There are many reasons for the rise of cloud security, but automation is pushing two of them: 1. It is freeing IT staffs from rote activities, allowing them to focus on higher value contributions; and 2. it is reducing the kinds of security vulnerabilities that get entered by humans, either through error or malevolence.
Automation also pushes the same advantage that Mike, and his customers, discovered back in 2010: Because it’s easier to update software and security in the cloud, cloud security gets updated more often.
Oliver Wai, the senior project marketing manager at Barracuda Networks, which provides cloud-connected security and storage solutions to an enviable list of clients, has seen the same thing.
“Automatic detection and patching is a key issue,” he told me, “because many of the breaches are the result of attackers exploiting unpatched software with known vulnerabilities. Moving to the cloud ensures that you always have the highest level of security deployed for all your applications.”

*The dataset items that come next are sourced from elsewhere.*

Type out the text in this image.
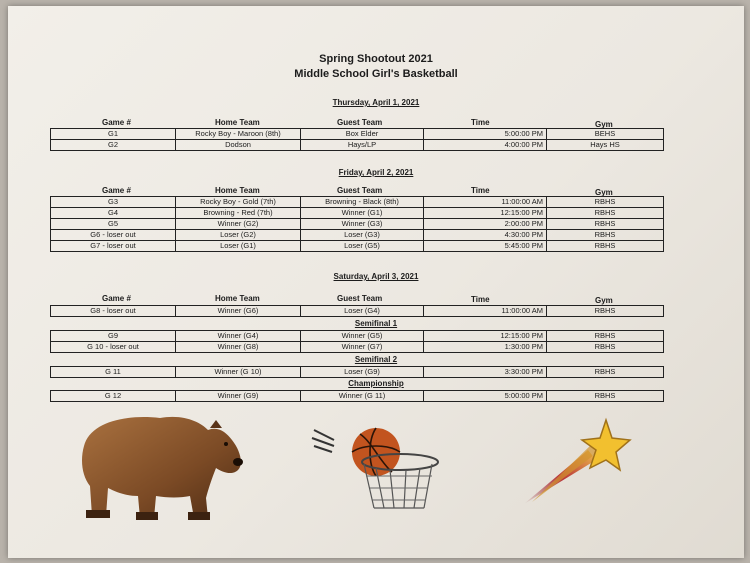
Spring Shootout 2021
Middle School Girl's Basketball
Thursday, April 1, 2021
Game #	Home Team	Guest Team	Time	Gym
G1	Rocky Boy - Maroon (8th)	Box Elder	5:00:00 PM	BEHS
G2	Dodson	Hays/LP	4:00:00 PM	Hays HS
Friday, April 2, 2021
Game #	Home Team	Guest Team	Time	Gym
G3	Rocky Boy - Gold (7th)	Browning - Black (8th)	11:00:00 AM	RBHS
G4	Browning - Red (7th)	Winner (G1)	12:15:00 PM	RBHS
G5	Winner (G2)	Winner (G3)	2:00:00 PM	RBHS
G6 - loser out	Loser (G2)	Loser (G3)	4:30:00 PM	RBHS
G7 - loser out	Loser (G1)	Loser (G5)	5:45:00 PM	RBHS
Saturday, April 3, 2021
Game #	Home Team	Guest Team	Time	Gym
G8 - loser out	Winner (G6)	Loser (G4)	11:00:00 AM	RBHS
Semifinal 1
G9	Winner (G4)	Winner (G5)	12:15:00 PM	RBHS
G 10 - loser out	Winner (G8)	Winner (G7)	1:30:00 PM	RBHS
Semifinal 2
G 11	Winner (G 10)	Loser (G9)	3:30:00 PM	RBHS
Championship
G 12	Winner (G9)	Winner (G 11)	5:00:00 PM	RBHS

And you can bet that cloud service providers are pressing their security advantages. In fact, because so many potential cloud customers regard security as concern No. 1, it is now regarded as a core competency by most cloud providers.
Compare that to the companies that are running their own datacenters. For many, security is a cost center; and another thing to do outside their core competency.
The result: While many companies struggle to keep up with their on-site hardware, software, and firmware security upgrades, cloud providers are continuing to push the security maturity curve up, towards the “plateau of productivity.”
And people are starting to notice.
In its third annual “Future of Cloud Computing Survey,” published last year, North Bridge Venture Partners found that the percentage of respondents citing security as their top concern fell to 46 percent, from 55 percent in the previous year’s survey.
To be sure, there are many security challenges that cloud providers still must tackle. We’ll discuss these cloud-specific hurdles -- and the security issues that the entire tech community must deal with -- later in this blog series.
But for now, take a deep breath. As far as security goes, cloud is on it. Next we’ll consider how to make it work for you.